Virtual currency will provide a higher level of privacy than existing solutions like payment cards.
The spread of the digital euro will be handled by banks and other financial service providers. For individuals, the basic functions associated with the CBDC will be free. To expand access, users will be able to open accounts at post offices and other government agencies, including local governments.
Merchants will be required to accept the digital euro as legal tender in the EU. The exception will be small traders, for whom the cost of creating the appropriate infrastructure will be disproportionately expensive.
“The wide availability and use of CBDCs will also be important to EU monetary sovereignty – especially if other central banks around the world start issuing digital currencies. In addition, this is important against the backdrop of the development of the cryptocurrency market,” the European Commission noted.
The proposed document must be approved by the European Parliament and the EU Council.

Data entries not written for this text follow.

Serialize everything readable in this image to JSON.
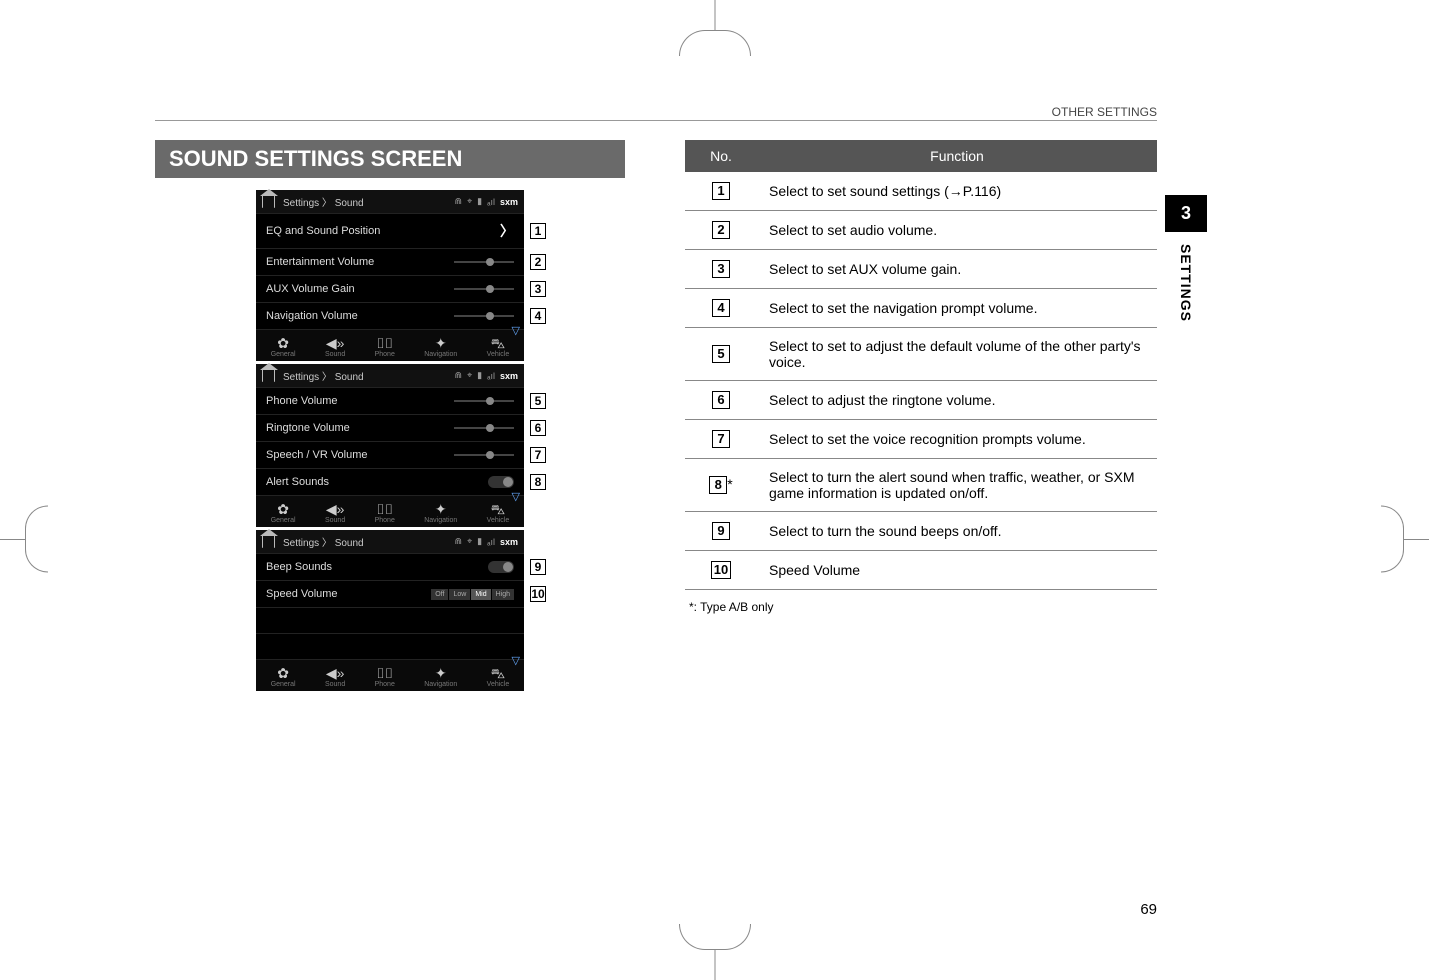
{
  "header": {
    "category": "OTHER SETTINGS"
  },
  "section_title": "SOUND SETTINGS SCREEN",
  "side_tab": {
    "chapter": "3",
    "label": "SETTINGS"
  },
  "page_number": "69",
  "shots": {
    "breadcrumb": "Settings  〉 Sound",
    "status_sxm": "sxm",
    "footer": [
      {
        "glyph": "⚙",
        "label": "General"
      },
      {
        "glyph": "🔊",
        "label": "Sound"
      },
      {
        "glyph": "☎",
        "label": "Phone"
      },
      {
        "glyph": "🧭",
        "label": "Navigation"
      },
      {
        "glyph": "🚗",
        "label": "Vehicle"
      }
    ],
    "shot1": [
      {
        "label": "EQ and Sound Position",
        "ctrl": "chevron",
        "callout": "1"
      },
      {
        "label": "Entertainment Volume",
        "ctrl": "slider",
        "callout": "2"
      },
      {
        "label": "AUX Volume Gain",
        "ctrl": "slider",
        "callout": "3"
      },
      {
        "label": "Navigation Volume",
        "ctrl": "slider",
        "callout": "4"
      }
    ],
    "shot2": [
      {
        "label": "Phone Volume",
        "ctrl": "slider",
        "callout": "5"
      },
      {
        "label": "Ringtone Volume",
        "ctrl": "slider",
        "callout": "6"
      },
      {
        "label": "Speech / VR Volume",
        "ctrl": "slider",
        "callout": "7"
      },
      {
        "label": "Alert Sounds",
        "ctrl": "toggle",
        "callout": "8"
      }
    ],
    "shot3": [
      {
        "label": "Beep Sounds",
        "ctrl": "toggle",
        "callout": "9"
      },
      {
        "label": "Speed Volume",
        "ctrl": "seg",
        "callout": "10"
      }
    ],
    "seg_options": [
      "Off",
      "Low",
      "Mid",
      "High"
    ]
  },
  "table": {
    "headers": {
      "no": "No.",
      "func": "Function"
    },
    "rows": [
      {
        "no": "1",
        "star": "",
        "func": "Select to set sound settings (→P.116)"
      },
      {
        "no": "2",
        "star": "",
        "func": "Select to set audio volume."
      },
      {
        "no": "3",
        "star": "",
        "func": "Select to set AUX volume gain."
      },
      {
        "no": "4",
        "star": "",
        "func": "Select to set the navigation prompt volume."
      },
      {
        "no": "5",
        "star": "",
        "func": "Select to set to adjust the default volume of the other party's voice."
      },
      {
        "no": "6",
        "star": "",
        "func": "Select to adjust the ringtone volume."
      },
      {
        "no": "7",
        "star": "",
        "func": "Select to set the voice recognition prompts volume."
      },
      {
        "no": "8",
        "star": "*",
        "func": "Select to turn the alert sound when traffic, weather, or SXM game information is updated on/off."
      },
      {
        "no": "9",
        "star": "",
        "func": "Select to turn the sound beeps on/off."
      },
      {
        "no": "10",
        "star": "",
        "func": "Speed Volume"
      }
    ]
  },
  "footnote": "*:   Type A/B only"
}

The final decision to issue a digital currency, as well as the technical part of the work, remains with the ECB.
The commission’s single package of complementary legislative initiatives also included a proposal to protect the role of cash as a means of payment and facilitate access to it by citizens and businesses in the euro area.
Announcing in May the development of a legal framework for a digital currency, Fabio Panetta, a member of the ECB Governing Council, predicted that its release would take approximately 3-4 years.
By September, the central bank should complete an almost two-year study, following which the regulator will decide on the feasibility of a digital euro.
Recall, according to the head of the ECB, Christine Lagarde, the CBDC will eliminate the risks of the EU losing financial sovereignty.